A solução para o problema de alagamento na cidade de Belém é algo complexo que só será alcançado a médio e longo prazo, pois envolve trabalhar um sistema de drenagem que seja apropriado à condição atual da cidade. Mas, algumas soluções, à curto prazo, são possíveis de serem realizadas, embora não garantam 100% de efetividade, como a implantação de comportas em todos os canais da cidade. Essa medida reduziria bastante o número de alagamentos na cidade, pois evitaria alagamentos decorrentes da incidência das fortes chuvas e da maré alta, já que as comportas impediriam que a água da maré alta entrasse nos canais. “Hoje, só o canal de São Joaquim tem as comportas funcionando efetivamente”, aponta Flávio.
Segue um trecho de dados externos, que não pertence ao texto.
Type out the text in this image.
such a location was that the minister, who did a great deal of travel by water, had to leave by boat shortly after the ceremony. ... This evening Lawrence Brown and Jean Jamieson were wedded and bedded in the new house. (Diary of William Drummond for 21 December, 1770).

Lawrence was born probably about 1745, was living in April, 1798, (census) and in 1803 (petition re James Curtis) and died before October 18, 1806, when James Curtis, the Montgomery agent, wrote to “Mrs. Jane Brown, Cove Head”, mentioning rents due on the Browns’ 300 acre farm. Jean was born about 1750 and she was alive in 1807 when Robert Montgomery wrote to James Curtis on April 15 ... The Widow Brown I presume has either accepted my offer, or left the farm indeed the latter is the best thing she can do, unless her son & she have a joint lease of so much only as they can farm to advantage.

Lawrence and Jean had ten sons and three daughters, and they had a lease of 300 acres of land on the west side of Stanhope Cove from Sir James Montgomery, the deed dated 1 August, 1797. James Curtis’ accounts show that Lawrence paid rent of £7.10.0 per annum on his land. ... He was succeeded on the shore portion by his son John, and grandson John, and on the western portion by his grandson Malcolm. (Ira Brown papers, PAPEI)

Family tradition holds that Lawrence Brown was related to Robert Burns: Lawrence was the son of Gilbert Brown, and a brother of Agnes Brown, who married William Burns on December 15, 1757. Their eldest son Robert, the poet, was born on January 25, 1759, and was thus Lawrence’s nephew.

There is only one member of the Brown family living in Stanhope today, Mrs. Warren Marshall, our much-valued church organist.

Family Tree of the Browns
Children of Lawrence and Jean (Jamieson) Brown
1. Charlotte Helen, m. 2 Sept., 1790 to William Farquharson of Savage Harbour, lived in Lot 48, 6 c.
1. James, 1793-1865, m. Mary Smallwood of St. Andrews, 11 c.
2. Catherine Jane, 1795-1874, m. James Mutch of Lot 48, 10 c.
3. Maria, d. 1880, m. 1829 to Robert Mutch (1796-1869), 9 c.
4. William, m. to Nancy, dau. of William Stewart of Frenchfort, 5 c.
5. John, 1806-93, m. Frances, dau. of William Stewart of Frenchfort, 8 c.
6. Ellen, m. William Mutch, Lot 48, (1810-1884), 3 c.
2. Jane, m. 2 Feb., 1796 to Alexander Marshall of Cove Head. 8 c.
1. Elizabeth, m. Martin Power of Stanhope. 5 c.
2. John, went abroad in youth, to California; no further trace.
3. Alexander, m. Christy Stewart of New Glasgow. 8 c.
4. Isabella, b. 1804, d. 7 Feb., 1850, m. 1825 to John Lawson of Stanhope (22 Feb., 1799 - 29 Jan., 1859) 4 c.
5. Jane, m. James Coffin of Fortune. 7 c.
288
Além disso, embora o lixo despejado pela população não seja o principal fator causador dos alagamentos na cidade, ele é uma das causas que contribuem para o entupimento do sistema de drenagem. A educação ambiental da população também poderia contribuir para a redução dos entupimentos dos ductos e proporcionar melhor escoamento das águas das chuvas. No entanto, “o problema dos alagamentos da cidade é bem mais complexo que somente fazer uma campanha educativa, para fazer com que a população não jogue mais lixo nos canais”, explica Flávio, “em situações normais (sem lixos nos bueiros e canais), continuaremos tendo problemas quando tivermos chuvas intensas que coincidam com as marés altas, que, acabam por resultar em situações de alagamento, e, mesmo quando a maré está baixa, você tem chuvas intensas ou muito prolongadas que também podem causar o alagamento”.
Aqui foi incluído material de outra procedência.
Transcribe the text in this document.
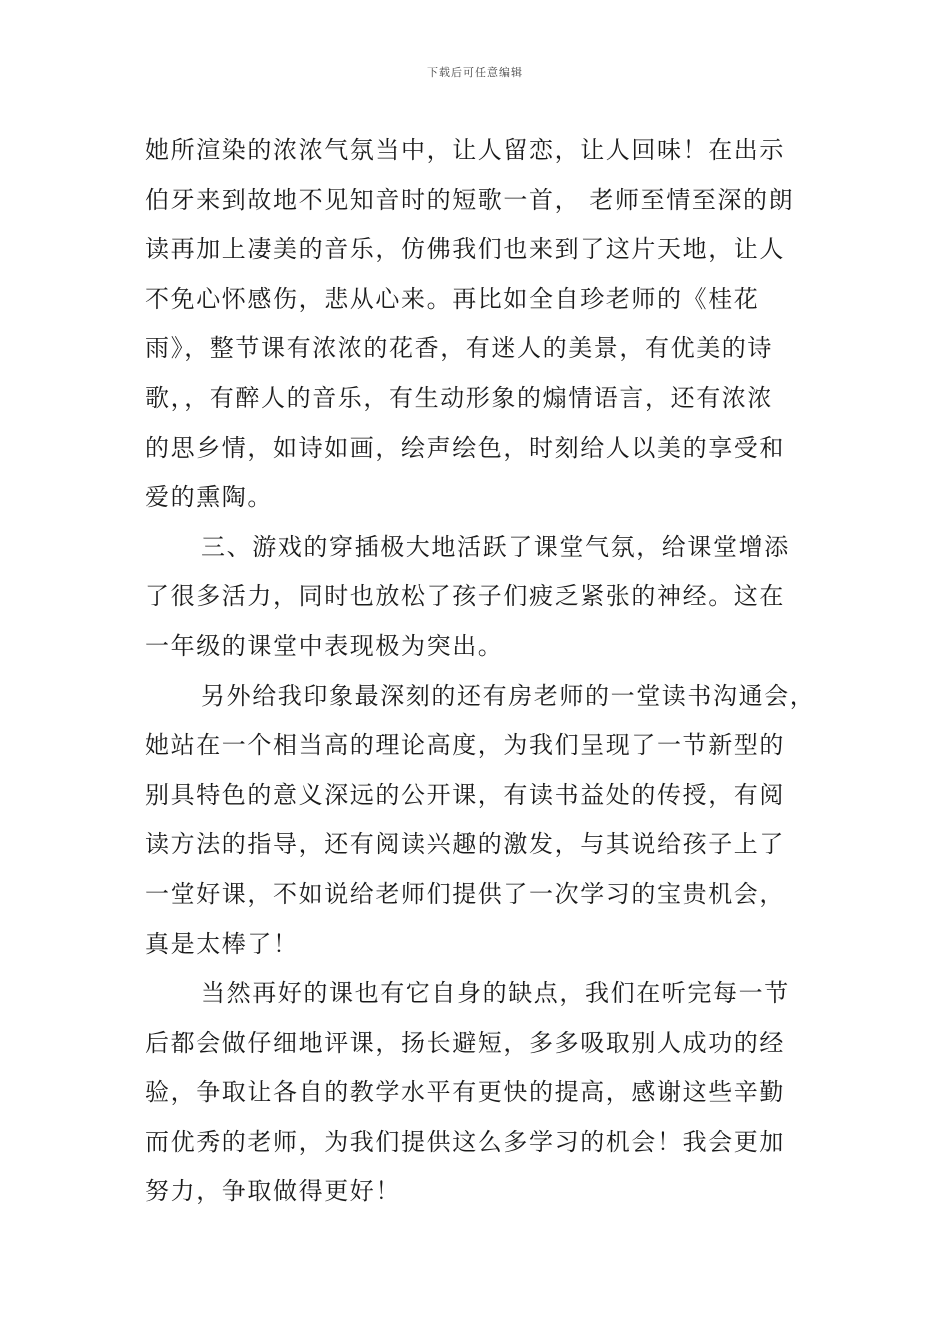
下载后可任意编辑
她所渲染的浓浓气氛当中，让人留恋，让人回味！在出示
伯牙来到故地不见知音时的短歌一首， 老师至情至深的朗
读再加上凄美的音乐，仿佛我们也来到了这片天地，让人
不免心怀感伤，悲从心来。再比如全自珍老师的《桂花
雨》，整节课有浓浓的花香，有迷人的美景，有优美的诗
歌，，有醉人的音乐，有生动形象的煽情语言，还有浓浓
的思乡情，如诗如画，绘声绘色，时刻给人以美的享受和
爱的熏陶。
三、游戏的穿插极大地活跃了课堂气氛，给课堂增添
了很多活力，同时也放松了孩子们疲乏紧张的神经。这在
一年级的课堂中表现极为突出。
另外给我印象最深刻的还有房老师的一堂读书沟通会，
她站在一个相当高的理论高度，为我们呈现了一节新型的
别具特色的意义深远的公开课，有读书益处的传授，有阅
读方法的指导，还有阅读兴趣的激发，与其说给孩子上了
一堂好课，不如说给老师们提供了一次学习的宝贵机会，
真是太棒了！
当然再好的课也有它自身的缺点，我们在听完每一节
后都会做仔细地评课，扬长避短，多多吸取别人成功的经
验，争取让各自的教学水平有更快的提高，感谢这些辛勤
而优秀的老师，为我们提供这么多学习的机会！我会更加
努力，争取做得更好！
Na imagem, uma placa da prefeitura: cuidado com o canal. Apenas uma política de saneamento efetiva pode transformar os canais de Belém em aliados da cidade. (Foto: Rafael Monteiro)

Cuidar da cidade de Belém é uma via de mão dupla, mas a principal mão, nesse caso, tem que vir do poder público que precisa se comprometer com estudos e realizações das modificações necessárias que precisam ser feitas no sistema de drenagem da “Cidade das chuvas”. Esse seria um dos presentes mais bem dados à nossa querida Belém em seus 400 anos.